Тускло горел ночник, и на потолке шевелились тени. Я зарывался в подушку.

Помню, как-то у самого уха вдруг зашуршала мышь. Я с перепугу давай кричать, хватаю ее и швыряю на другой конец кровати. Давид пугается не меньше и перебрасывает мышь обратно. В конце концов мы вдвоем топим ее в ночном горшке.

За окном уже утро, новое и священное, – мы наконец засыпаем.

Если мне бывало уж очень страшно, мама брала меня к себе.

Это было самое лучшее укрытие.

Тут уж никакое полотенце не превратится в козла или старика, никакой мертвец не пролезет сквозь заиндевевшее стекло.

И мрачное высокое зеркало в гостиной не кажется таким ужасным.

Души предков, давно отцветшие девичьи улыбки замрут в его углах и в завитушках резной рамы.

Пока я рядом с мамой, мне не страшны ни люстра, ни диван.

И все-таки я боюсь. Мама такая большая, груди как подушки. Ее тело с возрастом раздалось, сказались частые роды, тяготы материнства, – ноги отекли, распухли, – я боюсь случайно прикоснуться и разогнать сладкую истому, дар нашего тихого захолустья.

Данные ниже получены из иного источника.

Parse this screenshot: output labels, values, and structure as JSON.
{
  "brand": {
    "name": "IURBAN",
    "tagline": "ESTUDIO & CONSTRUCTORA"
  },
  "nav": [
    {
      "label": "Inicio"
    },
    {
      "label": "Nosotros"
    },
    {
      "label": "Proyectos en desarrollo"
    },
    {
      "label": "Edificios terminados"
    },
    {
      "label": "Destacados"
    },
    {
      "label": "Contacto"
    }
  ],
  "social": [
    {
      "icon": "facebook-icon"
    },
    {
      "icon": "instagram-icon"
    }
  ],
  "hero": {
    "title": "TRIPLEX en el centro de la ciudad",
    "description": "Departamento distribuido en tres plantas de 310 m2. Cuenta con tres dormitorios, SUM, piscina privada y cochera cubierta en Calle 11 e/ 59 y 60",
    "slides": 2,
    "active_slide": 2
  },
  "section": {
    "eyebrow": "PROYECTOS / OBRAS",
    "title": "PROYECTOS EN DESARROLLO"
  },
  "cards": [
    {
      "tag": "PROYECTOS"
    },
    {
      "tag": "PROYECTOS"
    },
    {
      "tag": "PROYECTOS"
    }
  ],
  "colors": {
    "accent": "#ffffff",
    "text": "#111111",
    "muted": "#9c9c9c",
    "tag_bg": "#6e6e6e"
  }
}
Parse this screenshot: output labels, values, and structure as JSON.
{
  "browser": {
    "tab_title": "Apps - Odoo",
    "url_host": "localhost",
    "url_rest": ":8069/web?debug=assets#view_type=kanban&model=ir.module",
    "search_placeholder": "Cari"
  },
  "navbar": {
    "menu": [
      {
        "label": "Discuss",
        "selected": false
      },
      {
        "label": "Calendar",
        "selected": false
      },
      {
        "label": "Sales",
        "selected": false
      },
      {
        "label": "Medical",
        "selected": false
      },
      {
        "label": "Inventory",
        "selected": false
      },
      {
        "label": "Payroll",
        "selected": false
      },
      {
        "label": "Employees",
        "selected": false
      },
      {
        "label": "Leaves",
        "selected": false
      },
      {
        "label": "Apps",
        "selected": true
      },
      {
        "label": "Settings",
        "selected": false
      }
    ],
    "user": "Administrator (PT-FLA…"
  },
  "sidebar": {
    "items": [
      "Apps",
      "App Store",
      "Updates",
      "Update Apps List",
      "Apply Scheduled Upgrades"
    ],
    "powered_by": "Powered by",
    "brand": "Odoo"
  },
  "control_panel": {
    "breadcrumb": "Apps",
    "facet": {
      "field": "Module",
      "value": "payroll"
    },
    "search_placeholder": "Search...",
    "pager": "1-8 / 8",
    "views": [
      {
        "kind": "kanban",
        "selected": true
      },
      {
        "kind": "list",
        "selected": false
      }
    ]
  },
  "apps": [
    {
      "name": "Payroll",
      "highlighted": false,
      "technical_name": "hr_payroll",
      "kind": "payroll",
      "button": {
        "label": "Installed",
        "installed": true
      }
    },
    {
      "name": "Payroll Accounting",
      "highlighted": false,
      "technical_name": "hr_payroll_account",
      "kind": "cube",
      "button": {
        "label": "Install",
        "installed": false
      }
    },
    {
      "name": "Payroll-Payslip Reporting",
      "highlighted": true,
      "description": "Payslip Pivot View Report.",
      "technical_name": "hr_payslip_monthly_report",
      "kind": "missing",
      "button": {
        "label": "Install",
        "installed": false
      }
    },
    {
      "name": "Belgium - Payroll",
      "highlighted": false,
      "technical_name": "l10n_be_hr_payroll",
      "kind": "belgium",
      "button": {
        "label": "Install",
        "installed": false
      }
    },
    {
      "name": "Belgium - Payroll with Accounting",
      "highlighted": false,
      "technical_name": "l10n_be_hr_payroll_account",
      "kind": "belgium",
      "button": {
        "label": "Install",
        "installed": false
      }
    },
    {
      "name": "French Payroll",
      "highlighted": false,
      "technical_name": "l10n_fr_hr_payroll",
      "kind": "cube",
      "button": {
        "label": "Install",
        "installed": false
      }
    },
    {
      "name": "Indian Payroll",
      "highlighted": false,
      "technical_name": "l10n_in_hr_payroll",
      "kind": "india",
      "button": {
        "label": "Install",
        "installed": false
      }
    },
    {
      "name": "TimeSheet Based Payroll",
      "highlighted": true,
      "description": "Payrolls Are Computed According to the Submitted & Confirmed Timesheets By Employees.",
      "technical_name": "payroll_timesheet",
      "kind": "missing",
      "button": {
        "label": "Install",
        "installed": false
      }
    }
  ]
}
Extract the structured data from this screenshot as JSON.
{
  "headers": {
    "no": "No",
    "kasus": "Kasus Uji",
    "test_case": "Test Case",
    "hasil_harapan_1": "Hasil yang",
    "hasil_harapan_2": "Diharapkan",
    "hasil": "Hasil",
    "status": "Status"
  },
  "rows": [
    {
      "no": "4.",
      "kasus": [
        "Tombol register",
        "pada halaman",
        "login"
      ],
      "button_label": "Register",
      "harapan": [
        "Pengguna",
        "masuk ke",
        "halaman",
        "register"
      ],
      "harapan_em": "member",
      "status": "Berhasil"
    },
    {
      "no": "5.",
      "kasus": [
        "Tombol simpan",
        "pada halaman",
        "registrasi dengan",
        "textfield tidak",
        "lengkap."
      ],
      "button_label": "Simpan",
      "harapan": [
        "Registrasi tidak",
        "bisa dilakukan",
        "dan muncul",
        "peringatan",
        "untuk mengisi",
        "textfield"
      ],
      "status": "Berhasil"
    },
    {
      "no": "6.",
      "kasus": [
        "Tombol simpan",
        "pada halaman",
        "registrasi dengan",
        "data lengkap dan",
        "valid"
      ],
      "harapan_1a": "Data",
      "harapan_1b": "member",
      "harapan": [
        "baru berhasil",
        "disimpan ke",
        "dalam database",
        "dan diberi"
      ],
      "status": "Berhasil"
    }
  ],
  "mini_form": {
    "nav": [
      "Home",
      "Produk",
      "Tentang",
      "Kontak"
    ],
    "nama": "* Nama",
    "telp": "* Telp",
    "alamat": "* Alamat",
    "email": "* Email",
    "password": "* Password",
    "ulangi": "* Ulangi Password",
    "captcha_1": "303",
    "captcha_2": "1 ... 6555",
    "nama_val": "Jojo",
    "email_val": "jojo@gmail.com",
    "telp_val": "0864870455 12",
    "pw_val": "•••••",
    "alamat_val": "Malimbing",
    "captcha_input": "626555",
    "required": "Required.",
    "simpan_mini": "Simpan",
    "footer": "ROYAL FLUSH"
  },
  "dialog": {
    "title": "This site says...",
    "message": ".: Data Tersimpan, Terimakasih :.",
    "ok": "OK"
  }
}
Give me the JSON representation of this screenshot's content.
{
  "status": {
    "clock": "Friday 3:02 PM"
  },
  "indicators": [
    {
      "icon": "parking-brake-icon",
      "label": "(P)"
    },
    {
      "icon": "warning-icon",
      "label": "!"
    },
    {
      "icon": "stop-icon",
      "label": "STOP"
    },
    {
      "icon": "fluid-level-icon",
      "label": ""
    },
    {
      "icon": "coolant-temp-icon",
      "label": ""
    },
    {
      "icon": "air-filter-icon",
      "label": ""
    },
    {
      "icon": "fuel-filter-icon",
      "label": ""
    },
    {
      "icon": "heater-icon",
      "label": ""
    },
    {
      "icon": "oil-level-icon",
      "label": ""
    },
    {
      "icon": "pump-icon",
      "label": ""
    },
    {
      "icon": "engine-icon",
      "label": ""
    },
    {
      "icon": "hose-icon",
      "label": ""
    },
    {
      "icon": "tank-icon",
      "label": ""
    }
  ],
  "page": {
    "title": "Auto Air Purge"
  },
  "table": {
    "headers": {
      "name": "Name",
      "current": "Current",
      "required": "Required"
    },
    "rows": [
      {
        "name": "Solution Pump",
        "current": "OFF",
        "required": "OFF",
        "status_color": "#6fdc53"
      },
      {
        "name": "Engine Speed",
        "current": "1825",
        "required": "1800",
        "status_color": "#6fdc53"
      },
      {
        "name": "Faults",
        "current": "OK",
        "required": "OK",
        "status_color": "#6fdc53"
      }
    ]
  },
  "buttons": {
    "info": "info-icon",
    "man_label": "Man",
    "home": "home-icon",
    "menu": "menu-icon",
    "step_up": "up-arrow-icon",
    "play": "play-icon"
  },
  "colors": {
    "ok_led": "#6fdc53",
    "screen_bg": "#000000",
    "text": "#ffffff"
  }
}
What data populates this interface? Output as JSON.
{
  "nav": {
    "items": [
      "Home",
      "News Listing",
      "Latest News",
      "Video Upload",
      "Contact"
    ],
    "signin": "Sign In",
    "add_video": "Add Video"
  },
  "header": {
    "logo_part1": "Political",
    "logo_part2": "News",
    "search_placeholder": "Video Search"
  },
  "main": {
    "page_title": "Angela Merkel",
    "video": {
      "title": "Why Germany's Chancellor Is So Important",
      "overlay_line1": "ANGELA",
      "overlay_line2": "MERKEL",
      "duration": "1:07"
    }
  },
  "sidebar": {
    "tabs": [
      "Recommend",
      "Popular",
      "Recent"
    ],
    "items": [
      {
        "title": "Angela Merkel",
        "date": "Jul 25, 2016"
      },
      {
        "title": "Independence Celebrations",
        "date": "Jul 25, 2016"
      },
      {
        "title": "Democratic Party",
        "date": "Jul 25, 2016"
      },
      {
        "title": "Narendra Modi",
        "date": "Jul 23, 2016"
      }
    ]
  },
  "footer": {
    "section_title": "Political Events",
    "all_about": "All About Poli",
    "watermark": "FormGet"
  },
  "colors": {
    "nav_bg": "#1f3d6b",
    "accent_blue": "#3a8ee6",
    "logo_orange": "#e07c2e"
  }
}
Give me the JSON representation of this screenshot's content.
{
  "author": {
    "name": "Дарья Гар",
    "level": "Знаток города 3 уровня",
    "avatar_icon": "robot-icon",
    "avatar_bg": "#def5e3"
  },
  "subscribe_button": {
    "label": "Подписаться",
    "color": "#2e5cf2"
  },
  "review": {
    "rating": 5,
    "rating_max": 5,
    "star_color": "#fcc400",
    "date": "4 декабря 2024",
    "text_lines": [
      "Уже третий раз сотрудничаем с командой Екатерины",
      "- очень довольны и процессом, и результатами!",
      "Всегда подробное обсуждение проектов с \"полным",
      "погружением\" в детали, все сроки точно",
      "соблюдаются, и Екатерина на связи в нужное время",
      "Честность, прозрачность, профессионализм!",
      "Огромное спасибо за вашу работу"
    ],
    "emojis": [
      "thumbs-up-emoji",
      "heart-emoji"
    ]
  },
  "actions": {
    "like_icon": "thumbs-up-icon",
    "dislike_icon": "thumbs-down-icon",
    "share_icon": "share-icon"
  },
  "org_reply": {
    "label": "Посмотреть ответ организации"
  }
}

Накануне наших болезней маме всегда снился вещий сон.

Ночь. Зима. Дом спит.

И вдруг покойная бабушка Хана со стуком захлопывает снаружи форточку и говорит: «Почему, дочь моя, ты оставляешь открытым окно в такой холод?»

Или еще: какой-то старик, выходец с того света, весь в белом, с длинной бородой, является в дом. Стоит на пороге и просит подаяния. Я протягиваю ему кусок хлеба. А он молча бьет меня по руке. Хлеб падает на землю.



«Хазя, – говорит матушка, просыпаясь, – пойди-ка взгляни на детей».

И точно – кто-нибудь из нас заболевал.


Плетни и крыши, срубы и заборы и все, что открывалось дальше, за ними, восхищало меня.

Что именно – вы можете увидеть на моей картине «Над городом». А могу и рассказать.

Цепочка домов и будок, окошки, ворота, куры, заколоченный заводик, церковь, пологий холм (заброшенное кладбище).

Все как на ладони, если глядеть из чердачного окошка, примостившись на полу.

Я высовывал голову наружу и вдыхал свежий голубой воздух. Мимо проносились птицы.


Вот кумушка идет, разбрызгивая грязь.

Гляжу на ее ноги в чулках и башмаках. Мои любимые черепки и камушки все в грязи. Кумушка спешит на свадьбу. Она бездетная.

И вот спешит оплакивать участь невесты.

Мне нравятся музыканты на свадьбах, их польки и вальсы.

И я тоже бегу и тоже плачу, прижавшись к маме. Слезы так и льются, когда бадхан[6] громким голосом поет и причитает:

«Ох, невеста, невеста, что тебя ожидает!»

Что ожидает?

При этих словах голова моя легко отделяется от тела и уносится плакать куда-нибудь поближе к кухне, где стряпают рыбу.

Но хватит слез.

Все утирают глаза и носы, в воздух взлетают пригоршни разноцветных бумажных кружочков – конфетти.

Поздравляем! Желаем счастья!

Все мы – старики и молодежь, нищие и музыканты – ликуем, хлопаем в ладоши, беремся за руки. Мы обнимаемся, поем, пляшем вкруговую.

«Поздравляем!»

А мне с кем обняться?

Ищу кого-нибудь.

Но не с почтенной же тетушкой и не с бородатым дядькой.

Я ищу какую-нибудь девоньку.


В соседних с нашим домах жили другие семьи, каждая со своими заботами.

Прямо за нами – дом ломового извозчика.

Он трудился не меньше, чем его лошадь. Прилежная скотина старалась изо всех сил, таскала тяжелую телегу. Но еще больше надрывался извозчик.

Долговязый и тощий, выше лошади, длиннее, чем телега. Он восседал на козлах, с кнутом и вожжами в руках, похожий на капитана парусного судна. Вот только ветра не было.

Наоборот. Затишье, полный штиль.

Зарабатывал он мало. Жена его незаконно торговала спиртным, но чуть не всю водку тайком, в одиночку, выпивал муженек.

И тогда о тишине не приходилось и мечтать. Петь он не умел.